Imprensa inflama debate da redução da maioridade, dizem especialistas

O destaque dado pelos meios de comunicação a infrações cometidas por adolescentes inflama o debate sobre a redução da maioridade penal e desperta na sociedade uma falsa necessidade de mais punição, avalia a vice-procuradora-geral da República, Ela Wiecko.

Capa da Veja sobre a redução da maioridade - Anna Carvalho

“A mídia que produz, magnifica, coloca aquela notícia e ela vai se repetindo. E ficam martelando que é uma injustiça e que os mais velhos se valem dos mais jovens”, destaca a especialista. Para a vice-procuradora-geral da República, tanto o sistema de adolescentes quanto o penitenciário, de adultos, deveria mudar. “Acho que tínhamos que trabalhar, em relação a qualquer pessoa, em uma perspectiva socioeducativa, e não em uma perspectiva punitiva. Mas acontece que é muito forte na sociedade brasileira a sede por punição, tanto para os adultos quanto para os jovens”, criticou.

A redução da maioridade penal é um dos destaques da agenda da Câmara dos Deputados. Na semana passada, o relator da Proposta de Emenda à Constituição 171, deputado Laerte Bessa, leu seu relatório em uma sessão tumultuada. A expectativa é que o relatório seja colocado em votação nesta quarta-feira (17).

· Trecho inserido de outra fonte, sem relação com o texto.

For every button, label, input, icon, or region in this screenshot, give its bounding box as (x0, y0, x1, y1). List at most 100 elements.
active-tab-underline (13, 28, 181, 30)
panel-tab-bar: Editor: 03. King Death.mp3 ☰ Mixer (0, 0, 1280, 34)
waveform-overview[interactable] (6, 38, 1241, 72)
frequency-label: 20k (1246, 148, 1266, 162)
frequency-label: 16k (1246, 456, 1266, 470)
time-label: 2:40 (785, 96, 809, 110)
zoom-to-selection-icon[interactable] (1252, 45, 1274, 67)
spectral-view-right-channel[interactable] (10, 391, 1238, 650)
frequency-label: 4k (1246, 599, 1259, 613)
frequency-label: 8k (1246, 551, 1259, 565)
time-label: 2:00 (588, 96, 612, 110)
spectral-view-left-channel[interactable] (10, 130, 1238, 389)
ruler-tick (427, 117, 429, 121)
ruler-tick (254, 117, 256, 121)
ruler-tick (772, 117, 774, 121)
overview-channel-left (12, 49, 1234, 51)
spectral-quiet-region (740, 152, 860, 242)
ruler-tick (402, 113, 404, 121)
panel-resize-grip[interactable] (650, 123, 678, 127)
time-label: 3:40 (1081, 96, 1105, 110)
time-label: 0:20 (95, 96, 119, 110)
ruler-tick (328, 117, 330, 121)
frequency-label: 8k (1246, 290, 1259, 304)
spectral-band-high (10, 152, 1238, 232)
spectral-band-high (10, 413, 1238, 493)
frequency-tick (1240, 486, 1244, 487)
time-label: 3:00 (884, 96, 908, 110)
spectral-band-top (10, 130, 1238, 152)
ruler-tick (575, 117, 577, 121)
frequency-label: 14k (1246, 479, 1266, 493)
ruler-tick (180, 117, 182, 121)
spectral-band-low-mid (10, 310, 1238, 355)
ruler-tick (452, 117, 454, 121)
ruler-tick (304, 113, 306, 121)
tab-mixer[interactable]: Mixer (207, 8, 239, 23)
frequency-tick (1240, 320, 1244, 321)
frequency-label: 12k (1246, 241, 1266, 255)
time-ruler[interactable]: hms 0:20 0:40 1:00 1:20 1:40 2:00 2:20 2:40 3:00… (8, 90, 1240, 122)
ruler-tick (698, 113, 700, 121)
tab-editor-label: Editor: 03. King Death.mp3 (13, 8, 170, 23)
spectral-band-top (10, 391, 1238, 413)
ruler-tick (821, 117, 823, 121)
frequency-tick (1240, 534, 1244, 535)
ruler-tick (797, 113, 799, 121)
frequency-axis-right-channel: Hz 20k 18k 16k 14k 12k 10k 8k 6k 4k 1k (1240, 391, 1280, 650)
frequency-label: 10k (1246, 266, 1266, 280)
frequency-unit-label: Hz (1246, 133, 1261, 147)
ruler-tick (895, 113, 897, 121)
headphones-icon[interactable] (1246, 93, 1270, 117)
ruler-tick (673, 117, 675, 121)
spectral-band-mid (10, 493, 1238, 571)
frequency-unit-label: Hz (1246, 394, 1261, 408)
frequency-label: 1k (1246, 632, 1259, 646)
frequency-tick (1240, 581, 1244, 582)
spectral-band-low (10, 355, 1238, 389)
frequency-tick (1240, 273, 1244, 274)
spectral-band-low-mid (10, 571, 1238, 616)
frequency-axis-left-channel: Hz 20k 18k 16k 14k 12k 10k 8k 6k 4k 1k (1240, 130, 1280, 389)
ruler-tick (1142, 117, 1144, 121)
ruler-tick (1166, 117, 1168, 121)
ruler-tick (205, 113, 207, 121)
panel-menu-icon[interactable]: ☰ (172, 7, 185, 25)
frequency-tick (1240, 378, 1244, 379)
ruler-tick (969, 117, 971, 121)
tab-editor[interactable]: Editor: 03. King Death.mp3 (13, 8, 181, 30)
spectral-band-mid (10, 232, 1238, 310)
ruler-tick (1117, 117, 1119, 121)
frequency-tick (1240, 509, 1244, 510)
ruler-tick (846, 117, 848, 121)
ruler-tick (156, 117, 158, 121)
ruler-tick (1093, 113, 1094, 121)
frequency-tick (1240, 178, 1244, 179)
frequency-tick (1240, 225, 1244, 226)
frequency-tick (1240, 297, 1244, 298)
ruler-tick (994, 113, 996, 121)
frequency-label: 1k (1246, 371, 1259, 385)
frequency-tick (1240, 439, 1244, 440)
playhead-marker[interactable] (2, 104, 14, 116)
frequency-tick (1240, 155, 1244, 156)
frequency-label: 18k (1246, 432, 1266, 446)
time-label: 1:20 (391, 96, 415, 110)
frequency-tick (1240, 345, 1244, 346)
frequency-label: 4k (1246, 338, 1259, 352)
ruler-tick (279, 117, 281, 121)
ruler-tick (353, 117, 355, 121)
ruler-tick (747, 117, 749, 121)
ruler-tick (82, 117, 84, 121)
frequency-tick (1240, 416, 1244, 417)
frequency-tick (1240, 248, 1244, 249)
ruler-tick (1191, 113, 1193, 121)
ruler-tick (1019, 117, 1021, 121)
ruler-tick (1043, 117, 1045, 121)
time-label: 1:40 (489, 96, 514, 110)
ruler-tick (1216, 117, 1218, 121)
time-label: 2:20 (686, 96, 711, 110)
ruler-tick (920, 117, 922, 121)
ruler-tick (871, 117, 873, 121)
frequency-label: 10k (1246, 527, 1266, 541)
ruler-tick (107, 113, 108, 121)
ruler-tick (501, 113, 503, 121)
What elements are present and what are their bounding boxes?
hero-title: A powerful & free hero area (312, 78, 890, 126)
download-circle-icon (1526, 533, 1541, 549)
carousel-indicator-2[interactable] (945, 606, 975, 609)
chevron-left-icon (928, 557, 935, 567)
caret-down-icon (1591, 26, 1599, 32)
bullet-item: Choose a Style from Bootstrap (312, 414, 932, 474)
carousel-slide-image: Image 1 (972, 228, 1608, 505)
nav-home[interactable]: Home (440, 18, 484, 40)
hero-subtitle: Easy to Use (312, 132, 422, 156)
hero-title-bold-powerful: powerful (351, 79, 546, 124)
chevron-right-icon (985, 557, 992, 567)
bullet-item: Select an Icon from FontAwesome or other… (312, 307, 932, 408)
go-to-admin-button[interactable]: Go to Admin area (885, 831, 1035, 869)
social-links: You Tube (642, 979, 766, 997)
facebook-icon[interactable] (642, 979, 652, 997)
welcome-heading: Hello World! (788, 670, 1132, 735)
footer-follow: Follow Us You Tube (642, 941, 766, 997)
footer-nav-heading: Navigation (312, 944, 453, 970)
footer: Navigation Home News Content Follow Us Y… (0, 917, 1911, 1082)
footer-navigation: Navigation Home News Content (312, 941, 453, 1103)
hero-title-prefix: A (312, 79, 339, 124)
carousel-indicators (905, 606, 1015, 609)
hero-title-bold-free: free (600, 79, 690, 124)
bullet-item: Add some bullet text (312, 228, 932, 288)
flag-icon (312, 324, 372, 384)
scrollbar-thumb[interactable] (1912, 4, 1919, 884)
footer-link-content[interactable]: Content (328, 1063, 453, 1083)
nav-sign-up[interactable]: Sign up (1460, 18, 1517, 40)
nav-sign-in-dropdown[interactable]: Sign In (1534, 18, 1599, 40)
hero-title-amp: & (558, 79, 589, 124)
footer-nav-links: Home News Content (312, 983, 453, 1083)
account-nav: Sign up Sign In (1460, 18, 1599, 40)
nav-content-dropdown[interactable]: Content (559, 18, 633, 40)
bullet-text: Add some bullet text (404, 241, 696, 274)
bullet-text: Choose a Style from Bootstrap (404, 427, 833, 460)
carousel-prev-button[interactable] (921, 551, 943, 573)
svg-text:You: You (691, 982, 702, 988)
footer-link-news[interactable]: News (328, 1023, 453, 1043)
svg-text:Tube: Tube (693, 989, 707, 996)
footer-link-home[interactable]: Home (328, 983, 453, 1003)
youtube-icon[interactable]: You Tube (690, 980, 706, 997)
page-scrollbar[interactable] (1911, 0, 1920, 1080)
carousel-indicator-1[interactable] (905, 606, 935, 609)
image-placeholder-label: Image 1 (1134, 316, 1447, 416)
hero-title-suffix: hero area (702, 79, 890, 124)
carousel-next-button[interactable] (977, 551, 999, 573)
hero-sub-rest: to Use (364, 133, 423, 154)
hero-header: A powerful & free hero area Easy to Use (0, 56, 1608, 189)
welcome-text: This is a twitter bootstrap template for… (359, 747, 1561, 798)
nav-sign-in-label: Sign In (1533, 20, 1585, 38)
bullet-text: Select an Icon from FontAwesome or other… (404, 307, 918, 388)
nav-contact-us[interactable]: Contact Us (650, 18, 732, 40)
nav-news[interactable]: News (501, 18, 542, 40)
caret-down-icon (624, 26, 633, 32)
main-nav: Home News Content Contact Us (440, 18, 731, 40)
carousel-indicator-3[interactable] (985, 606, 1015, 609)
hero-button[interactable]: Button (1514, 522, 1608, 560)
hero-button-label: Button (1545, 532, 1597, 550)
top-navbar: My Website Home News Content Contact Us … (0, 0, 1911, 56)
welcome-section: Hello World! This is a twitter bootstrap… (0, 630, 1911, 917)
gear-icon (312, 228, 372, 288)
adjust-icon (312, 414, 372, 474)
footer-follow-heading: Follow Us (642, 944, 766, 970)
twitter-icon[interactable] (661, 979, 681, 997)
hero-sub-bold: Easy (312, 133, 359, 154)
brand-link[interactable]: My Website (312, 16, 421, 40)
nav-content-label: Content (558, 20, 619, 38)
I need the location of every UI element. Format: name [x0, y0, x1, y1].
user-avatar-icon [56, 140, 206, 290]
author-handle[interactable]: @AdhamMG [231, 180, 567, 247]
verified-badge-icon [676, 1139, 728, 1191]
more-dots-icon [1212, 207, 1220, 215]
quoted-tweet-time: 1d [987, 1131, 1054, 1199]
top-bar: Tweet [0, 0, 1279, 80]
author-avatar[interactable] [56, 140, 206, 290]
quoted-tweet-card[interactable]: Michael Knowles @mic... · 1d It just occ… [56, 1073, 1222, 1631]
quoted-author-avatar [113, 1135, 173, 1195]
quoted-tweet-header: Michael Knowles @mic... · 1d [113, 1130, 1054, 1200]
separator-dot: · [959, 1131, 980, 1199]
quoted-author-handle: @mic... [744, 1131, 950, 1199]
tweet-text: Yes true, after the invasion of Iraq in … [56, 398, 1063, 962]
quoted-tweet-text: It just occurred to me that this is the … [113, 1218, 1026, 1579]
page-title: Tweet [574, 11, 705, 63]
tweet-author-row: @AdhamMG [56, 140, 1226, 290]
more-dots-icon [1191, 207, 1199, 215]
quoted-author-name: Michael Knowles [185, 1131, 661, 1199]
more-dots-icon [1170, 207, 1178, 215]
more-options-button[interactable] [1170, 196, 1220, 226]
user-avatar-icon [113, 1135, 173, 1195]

O presidente da Câmara, Eduardo Cunha, já prometeu levar o texto para votação no plenário ainda este mês.

Para o professor de direito da Fundação Getulio Vargas (FGV) Thiago Bottino, a redução da maioridade penal é uma medida populista que não irá diminuir a violência nem melhorar os índices de segurança pública.

“A população, de um modo geral, mostra-se mais favorável a essa redução sempre que é noticiado um crime envolvendo adolescentes. Essa medida é populista, no pior sentido da palavra, e não tem nenhuma relação direta com a finalidade que se busca”, critica Bottino.

A secretária nacional de Promoção dos Direitos da Criança e do Adolescente, Angélica Goulart, critica a disseminação de ideias falsas como a de que jovens infratores não são punidos. “Sabemos que ele é responsabilizado pelas medidas aplicadas no sistema socioeducativo, e essas medidas se dividem em seis escalas, da advertência até privação de liberdade. É um mito dizer que o adolescente não é responsabilizado”.

Em abril, em depoimento na Comissão Parlamentar de Inquérito (CPI) do Sistema Carcerário, o diretor-geral do Departamento Penitenciário Nacional (Depen), Renato Campos de Vitto, disse que as prisões brasileiras não têm condições de receber os adolescentes entre 16 e 18 anos. Para de Vitto, se a maioridade penal for reduzida, haverá aprofundamento do déficit de vagas, que hoje é 216,4 mil, segundo os últimos dados do Sistema Integrado de Informações Penitenciárias (Infopen).

O governo federal já oficializou sua posição contrária à proposta de emenda à Constituição (PEC) que reduz a maioridade penal de 18 para 16 anos. A equipe de articulação política tenta unir base aliada e partidos de oposição contra a PEC. O ministro da Justiça, José Eduardo Cardozo, começou, no início de junho, um diálogo com o governador de São Paulo, Geraldo Alckmin, sobre a questão. O governador tucano propõe, como alternativa à redução da maioridade, um aumento no tempo de internação de jovens para determinados tipos de infração. Essa é uma das possibilidades consideradas pelo governo federal.

Na opinião do promotor de justiça de Defesa da infância e da juventude do Distrito Federal, Anderson Pereira de Andrade, o adolescente deve passar mais tempo internado a depender da infração cometida. “Um adolescente que mata tem que ser responsabilizado adequadamente, não pode ser devolvido ao convívio social, em regra, antes de completar a maioridade dele. Ele demonstrou um desequilíbrio, uma disfuncionalidade tão grande, que ele não pode ser devolvido ao convívio social antes de um mínimo amadurecimento.”

Há 38 anos trabalhando no sistema socioeducativo do Distrito Federal, o agente de ressocialização Walter da Silva, 51 anos, não acredita que a redução da maioridade penal resolva os problemas de insegurança da sociedade. Para ele, o foco deveria ser a ressocialização. “[A redução da maioridade] Só tiraria o jovem do sistema de internação e passaria para o penitenciário. É preciso trabalhar na educação inicial, uma educação de qualidade, cursos profissionalizantes”.

Patrícia Moreno, 40 anos, agente de reintegração social há dois anos e meio, entende que reduzir a maioridade é “fingir” que o problema está resolvido. “Tirar daqui e levar para o sistema prisional, para mim, é fingir que as coisas estão sendo resolvidas, mas não estão. Se lá está com problema, vai só levar mais outro”, destacou.